Brian Solis e Domenico De Masi participam do festival santista CriAtivar para discutir como a criatividade pode ser condicionada pela relação humana com a própria atividade laboral e o tempo. O CriAtivar acontece de 24 a 27 de setembro no perfil @festivalcriativar.
Para ficar de olho: estão surgindo vários negócios de moda que criam roupas apenas para uso virtual.
Eu queria o Silvio Almeida para presidente do Brasil.
O arquiteto e pesquisador Rodrigo de Moura está produzindo uma série caprichada sobre a casa, o primeiro é sobre a casa como lugar da intimidade, enquanto no segundo ele apresenta ideias de como construir uma habitação adequada. Dentro do mesmo assunto, o texto Home Body começa falando sobre como a casa tem mudando desde o início da pandemia.

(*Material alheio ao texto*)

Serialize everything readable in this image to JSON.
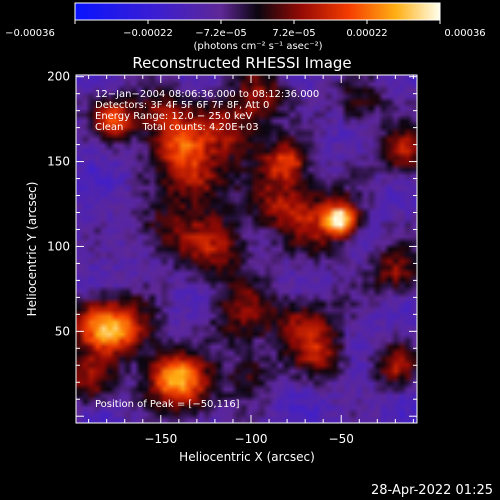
{
  "chart_data": {
    "type": "heatmap",
    "title": "Reconstructed RHESSI Image",
    "xlabel": "Heliocentric X (arcsec)",
    "ylabel": "Heliocentric Y (arcsec)",
    "xlim": [
      -197,
      -8
    ],
    "ylim": [
      -4,
      201
    ],
    "x_ticks": [
      -150,
      -100,
      -50
    ],
    "x_tick_labels": [
      "−150",
      "−100",
      "−50"
    ],
    "y_ticks": [
      50,
      100,
      150,
      200
    ],
    "y_tick_labels": [
      "50",
      "100",
      "150",
      "200"
    ],
    "colorbar": {
      "range": [
        -0.00036,
        0.00036
      ],
      "tick_labels": [
        "−0.00036",
        "−0.00022",
        "−7.2e−05",
        "7.2e−05",
        "0.00022",
        "0.00036"
      ],
      "units_label": "(photons cm⁻² s⁻¹ asec⁻²)"
    },
    "annotations": [
      "12−Jan−2004 08:06:36.000 to 08:12:36.000",
      "Detectors: 3F 4F 5F 6F 7F 8F, Att 0",
      "Energy Range: 12.0 − 25.0 keV",
      "Clean      Total counts: 4.20E+03"
    ],
    "peak_label": "Position of Peak = [−50,116]",
    "peak_position": [
      -50,
      116
    ],
    "blobs": [
      {
        "x": -50,
        "y": 116,
        "sigma": 6,
        "amp": 1.0
      },
      {
        "x": -60,
        "y": 115,
        "sigma": 14,
        "amp": 0.55
      },
      {
        "x": -185,
        "y": 55,
        "sigma": 11,
        "amp": 0.8
      },
      {
        "x": -170,
        "y": 50,
        "sigma": 12,
        "amp": 0.65
      },
      {
        "x": -190,
        "y": 20,
        "sigma": 10,
        "amp": 0.55
      },
      {
        "x": -145,
        "y": 25,
        "sigma": 10,
        "amp": 0.75
      },
      {
        "x": -135,
        "y": 15,
        "sigma": 12,
        "amp": 0.6
      },
      {
        "x": -175,
        "y": 175,
        "sigma": 9,
        "amp": 0.75
      },
      {
        "x": -150,
        "y": 180,
        "sigma": 10,
        "amp": 0.55
      },
      {
        "x": -140,
        "y": 160,
        "sigma": 11,
        "amp": 0.7
      },
      {
        "x": -130,
        "y": 140,
        "sigma": 12,
        "amp": 0.65
      },
      {
        "x": -110,
        "y": 170,
        "sigma": 13,
        "amp": 0.6
      },
      {
        "x": -95,
        "y": 190,
        "sigma": 10,
        "amp": 0.5
      },
      {
        "x": -80,
        "y": 150,
        "sigma": 9,
        "amp": 0.8
      },
      {
        "x": -85,
        "y": 125,
        "sigma": 12,
        "amp": 0.5
      },
      {
        "x": -120,
        "y": 100,
        "sigma": 14,
        "amp": 0.55
      },
      {
        "x": -150,
        "y": 110,
        "sigma": 12,
        "amp": 0.4
      },
      {
        "x": -105,
        "y": 60,
        "sigma": 14,
        "amp": 0.45
      },
      {
        "x": -70,
        "y": 55,
        "sigma": 12,
        "amp": 0.55
      },
      {
        "x": -60,
        "y": 35,
        "sigma": 10,
        "amp": 0.5
      },
      {
        "x": -15,
        "y": 155,
        "sigma": 10,
        "amp": 0.65
      },
      {
        "x": -20,
        "y": 85,
        "sigma": 10,
        "amp": 0.55
      },
      {
        "x": -20,
        "y": 30,
        "sigma": 9,
        "amp": 0.55
      },
      {
        "x": -40,
        "y": 185,
        "sigma": 10,
        "amp": 0.45
      },
      {
        "x": -100,
        "y": 25,
        "sigma": 10,
        "amp": 0.4
      }
    ]
  },
  "footer": {
    "timestamp": "28-Apr-2022 01:25"
  }
}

Para assistir eu recomendo o filme brasileiro “Músicas para morrer de amor”, que acabou de ser lançado e é uma poesia musical só; o mini doc sobre o John Shepherd que dedicou 30 anos de sua vida tentando contato com extraterrestres enviando músicas do Kraftwerk, Harmonia, Fela Kuti e mais uma lista incrível de artistas dos anos 70 para o espaço; a nova série alemã, Biohackers que explora os limites da ciência; e Blue, de Derek Jarman, inspirado nas idéias do pintor francês Yves Klein e em reflexões pessoais sobre a arte, poesia, memória, tempo e a morte (Obrigada Rogério Velloso e Fábio Allves pelas dicas).

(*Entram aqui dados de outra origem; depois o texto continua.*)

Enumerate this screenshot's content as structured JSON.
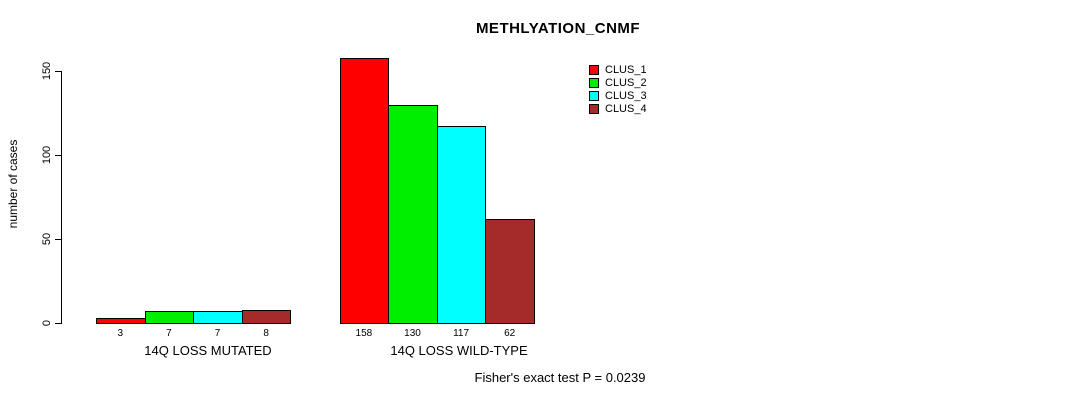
{
  "chart_data": {
    "type": "bar",
    "title": "METHLYATION_CNMF",
    "ylabel": "number of cases",
    "xlabel": "",
    "categories": [
      "14Q LOSS MUTATED",
      "14Q LOSS WILD-TYPE"
    ],
    "series": [
      {
        "name": "CLUS_1",
        "color": "#FF0000",
        "values": [
          3,
          158
        ]
      },
      {
        "name": "CLUS_2",
        "color": "#00EE00",
        "values": [
          7,
          130
        ]
      },
      {
        "name": "CLUS_3",
        "color": "#00FFFF",
        "values": [
          7,
          117
        ]
      },
      {
        "name": "CLUS_4",
        "color": "#A52A2A",
        "values": [
          8,
          62
        ]
      }
    ],
    "yticks": [
      0,
      50,
      100,
      150
    ],
    "ylim": [
      0,
      158
    ],
    "grid": false,
    "legend_position": "top-right",
    "bar_value_labels": true,
    "annotation": "Fisher's exact test P = 0.0239"
  }
}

A The Blessed Madonna conta nesta ótima entrevistas um pouco sobre sua carreira, seu ativismo e seu recente trabalho com a Dua Lipa. Eu fiquei ainda mais fã dela.
O podcast Freestyle, encabeçado pelo trio Lucio Ribeiro, German Carmona e a maravilhosa Dani Cachich voltou para uma segunda temporada. A reestreia é com outra maravilhosa, a médica e amiga Mariana Perroni numa conversa sobre a medicina no futuro. Adorei saber que a Mariana e o Lucio se conheceram na mesma fila do show no SXSW que eu conheci meu adorável amigo Gabriel.
Uma coleção linda de sons da floresta para relaxar e viajar por florestas do mundo todo.
O CTM Festival, que acontece em Berlim, está com inscrições abertas para receber projetos de músicos e produtores musicais para sua edição 2021, que acontecerá de forma híbrida, online e presencial.
Lindíssimo demais esse texto “João nunca esteve só”, de Olivia Byington sobre seu filho que tem Síndrome de Apert.
Com tanta gente negociando a ciência, eu deixo aqui o maravilhoso “Before and After Science”, do Brian Eno, para você ouvir.
Tchau, quem sabe a gente se cruza no Burning Man no domingo? Caso esteja por lá, não deixe de passar no espaço Visionary Palace, criado por um time incrível de artistas brasileiros.